SHELDON, Iowa (KCAU) — A woolly mammoth tooth found in Sheldon, Iowa recently is said to be as old as the last time Earth was in a glacial maximum which scientists say was more than 20,000 years ago.

Work continues today at a lift station construction site on the campus of Northwest Iowa Community College, but two weeks ago, a wastewater technician from DGR Engineering — Justin Blauwet — was checking on the station’s progress when he noticed something extraordinary.

“I had just gone back to that location just to check if anything else had been done or anything like that and I pulled up and started looking around and then it was just laying right there on top,” said Blauwet.

Blauwet said he believes the woolly mammoth tooth had been sitting on top of an excavated pile of dirt there for about a month and explained how he knew it was more than just a regular old rock.

“My six-year-old is like really into dinosaurs and so we watch the Discovery Channel and all the dinosaur shows and stuff with woolly mammoths and so that’s kind of where I recognized it from, ” said Blauwet.

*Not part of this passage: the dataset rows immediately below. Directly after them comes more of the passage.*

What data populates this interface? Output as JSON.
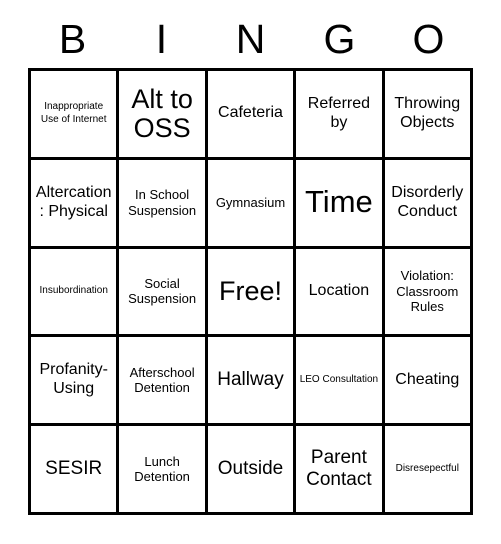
{
  "header": {
    "letters": [
      "B",
      "I",
      "N",
      "G",
      "O"
    ]
  },
  "colors": {
    "border": "#000000",
    "background": "#ffffff",
    "text": "#000000"
  },
  "grid": {
    "rows": 5,
    "columns": 5,
    "cells": [
      [
        {
          "text": "Inappropriate Use of Internet",
          "size": "xs"
        },
        {
          "text": "Alt to OSS",
          "size": "xl"
        },
        {
          "text": "Cafeteria",
          "size": "md"
        },
        {
          "text": "Referred by",
          "size": "md"
        },
        {
          "text": "Throwing Objects",
          "size": "md"
        }
      ],
      [
        {
          "text": "Altercation: Physical",
          "size": "md"
        },
        {
          "text": "In School Suspension",
          "size": "sm"
        },
        {
          "text": "Gymnasium",
          "size": "sm"
        },
        {
          "text": "Time",
          "size": "xxl"
        },
        {
          "text": "Disorderly Conduct",
          "size": "md"
        }
      ],
      [
        {
          "text": "Insubordination",
          "size": "xs"
        },
        {
          "text": "Social Suspension",
          "size": "sm"
        },
        {
          "text": "Free!",
          "size": "xl"
        },
        {
          "text": "Location",
          "size": "md"
        },
        {
          "text": "Violation: Classroom Rules",
          "size": "sm"
        }
      ],
      [
        {
          "text": "Profanity-Using",
          "size": "md"
        },
        {
          "text": "Afterschool Detention",
          "size": "sm"
        },
        {
          "text": "Hallway",
          "size": "lg"
        },
        {
          "text": "LEO Consultation",
          "size": "xs"
        },
        {
          "text": "Cheating",
          "size": "md"
        }
      ],
      [
        {
          "text": "SESIR",
          "size": "lg"
        },
        {
          "text": "Lunch Detention",
          "size": "sm"
        },
        {
          "text": "Outside",
          "size": "lg"
        },
        {
          "text": "Parent Contact",
          "size": "lg"
        },
        {
          "text": "Disresepectful",
          "size": "xs"
        }
      ]
    ]
  }
}
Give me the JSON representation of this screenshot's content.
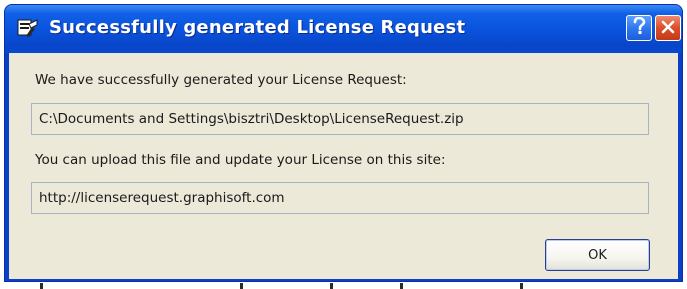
{
  "window": {
    "title": "Successfully generated License Request",
    "help_glyph": "?",
    "close_glyph": "✕"
  },
  "dialog": {
    "message_1": "We have successfully generated your License Request:",
    "file_path": "C:\\Documents and Settings\\bisztri\\Desktop\\LicenseRequest.zip",
    "message_2": "You can upload this file and update your License on this site:",
    "url": "http://licenserequest.graphisoft.com",
    "ok_label": "OK"
  },
  "icons": {
    "app": "app-icon",
    "help": "help-icon",
    "close": "close-icon"
  },
  "colors": {
    "titlebar": "#0a52dc",
    "client": "#ece9d8",
    "close_button": "#dc4e2a",
    "help_button": "#2f78f0"
  }
}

The tooth is believed to be a molar and weighs around 11 pounds, and since it was found on NCC’s campus, they’ve displayed it over the last couple of days along with a mammoth rib and vertebrae that were donated to the school decades ago. NCC president John Hartog said the new artifact has the campus buzzing with excitement.

“It just reminds us again of our past, connects us to what has come before, and it’s great, it’s exciting, it’s interesting and it’s brought lots of people together and we’re talking about it,” said Hartog.

Hartog said the tooth will be displayed at the Sheldon Prairie Museum for the foreseeable future but would love to one day show off all three of NCC’s mammoth fossils.